At least 12 analysts began covering StubHub shares since late Sunday, with 11 analysts recommending a buy, while one maintained a neutral stance. This wave of ratings came after the traditional quiet period post-IPO ended.

  • StubHub stock rose nearly 5% to $19.82 during recent trades.
  • The company went public on September 17, 2023, with an initial share price of $23.50.
  • StubHub’s shares closed down by 6% on the first trading day.
  • Last week, shares were down 20% from the IPO price.

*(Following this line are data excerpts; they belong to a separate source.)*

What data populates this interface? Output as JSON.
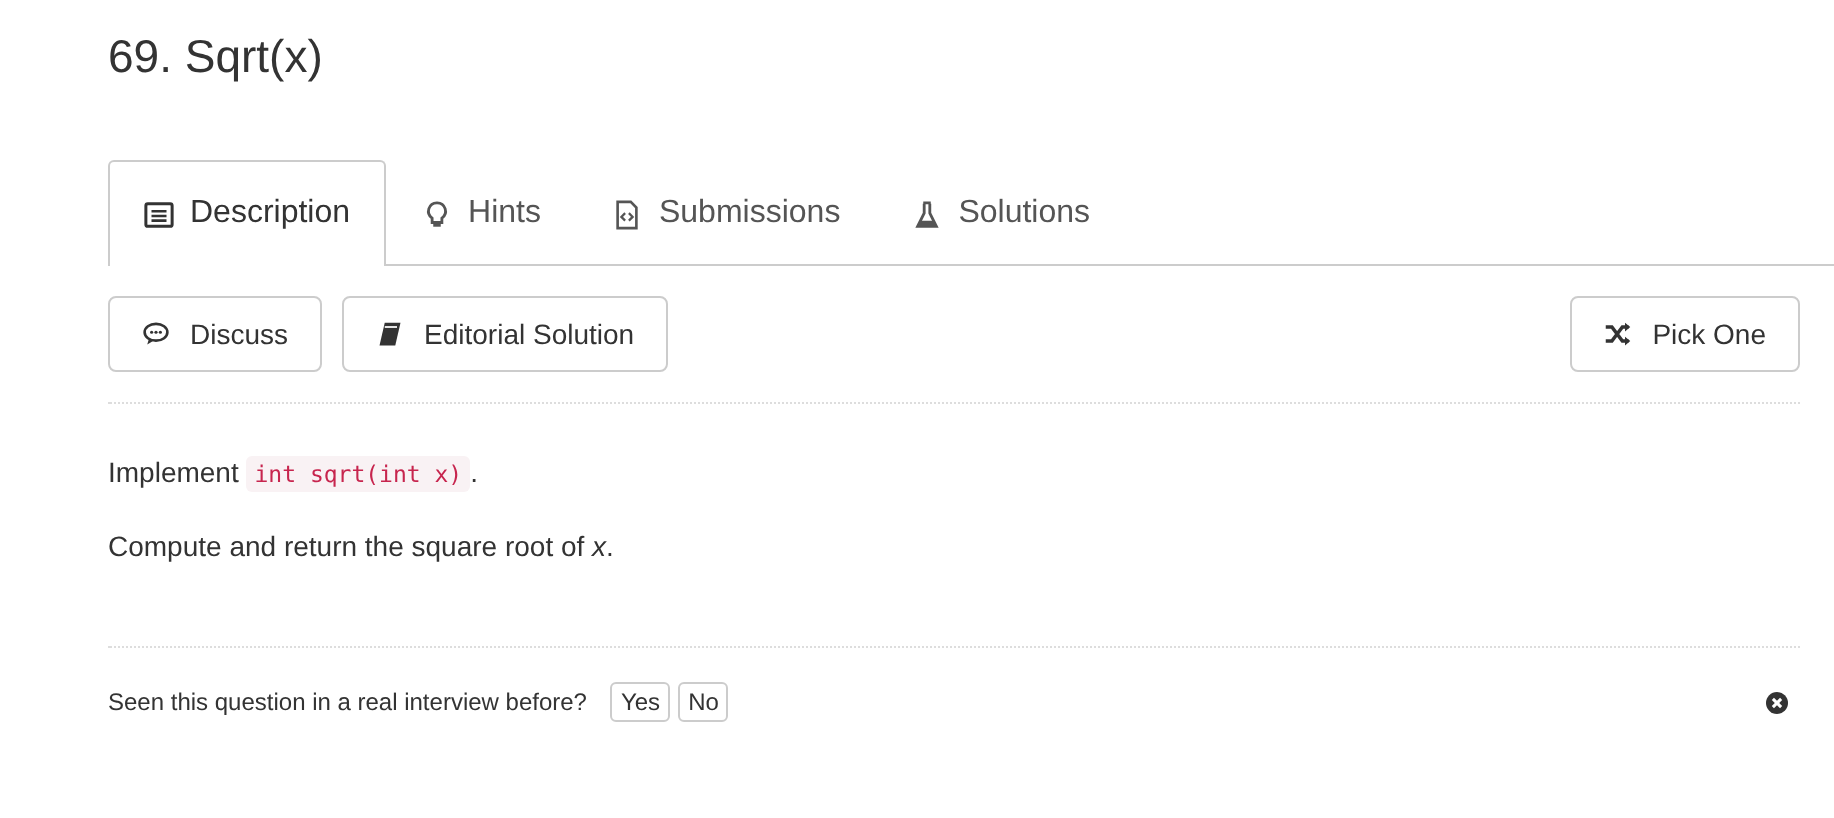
{
  "title": "69. Sqrt(x)",
  "tabs": [
    {
      "label": "Description",
      "kind": "list",
      "selected": true
    },
    {
      "label": "Hints",
      "kind": "bulb",
      "selected": false
    },
    {
      "label": "Submissions",
      "kind": "file",
      "selected": false
    },
    {
      "label": "Solutions",
      "kind": "flask",
      "selected": false
    }
  ],
  "actions": [
    {
      "label": "Discuss",
      "kind": "chat"
    },
    {
      "label": "Editorial Solution",
      "kind": "book"
    }
  ],
  "pick_button": {
    "label": "Pick One",
    "kind": "shuffle"
  },
  "description": [
    [
      {
        "kind": "text",
        "text": "Implement "
      },
      {
        "kind": "code",
        "text": "int sqrt(int x)"
      },
      {
        "kind": "text",
        "text": "."
      }
    ],
    [
      {
        "kind": "text",
        "text": "Compute and return the square root of *x*."
      }
    ]
  ],
  "feedback": {
    "question": "Seen this question in a real interview before?",
    "answers": [
      "Yes",
      "No"
    ]
  }
}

Analysts’ Price Targets and Predictions

Analysts expressed optimism about StubHub’s potential for growth. For example, BofA’s Justin Post assigned a buy rating with a price target of $25, citing the company’s anticipated revenue growth and market share gains. Evercore ISI’s Mark Mahaney also recommended a buy with a target of $29, pointing to a projected 29% revenue growth in 2024.

Wedbush’s Scott Devitt rated StubHub as outperform, setting a target of $25 as well, and emphasized the significant potential for growth in StubHub’s direct ticket issuance segment.

Challenges and Opportunities Ahead

Investors are particularly focused on StubHub’s capacity to expand its direct ticket issuance business, a move that brings challenges, especially against competitors like TicketMaster parent Live Nation. The company recently formed an agreement allowing Major League Baseball teams to sell tickets directly through its platform.

According to Devitt, the direct issuance market represents a $127 billion opportunity, dwarfing the $30 billion secondhand market. However, he cautioned about the risks involved in execution as the company strives to expand this segment.

Company Background

Co-founded by Eric Baker in 2000, StubHub was acquired by eBay in 2007 for $310 million. In 2020, eBay sold StubHub to Viagogo for approximately $4 billion. Under Baker’s leadership, StubHub Holdings continues to evolve.

In its recent IPO filing, StubHub reported a 29.5% revenue increase for 2024, projecting revenues to reach $1.77 billion. The first quarter of the year showed a 10% sales growth to $397.6 million, though the company also reported a net loss of $22.2 million for the quarter.

As StubHub navigates its post-IPO landscape, analysts remain cautiously optimistic about its prospects in the competitive online ticketing market.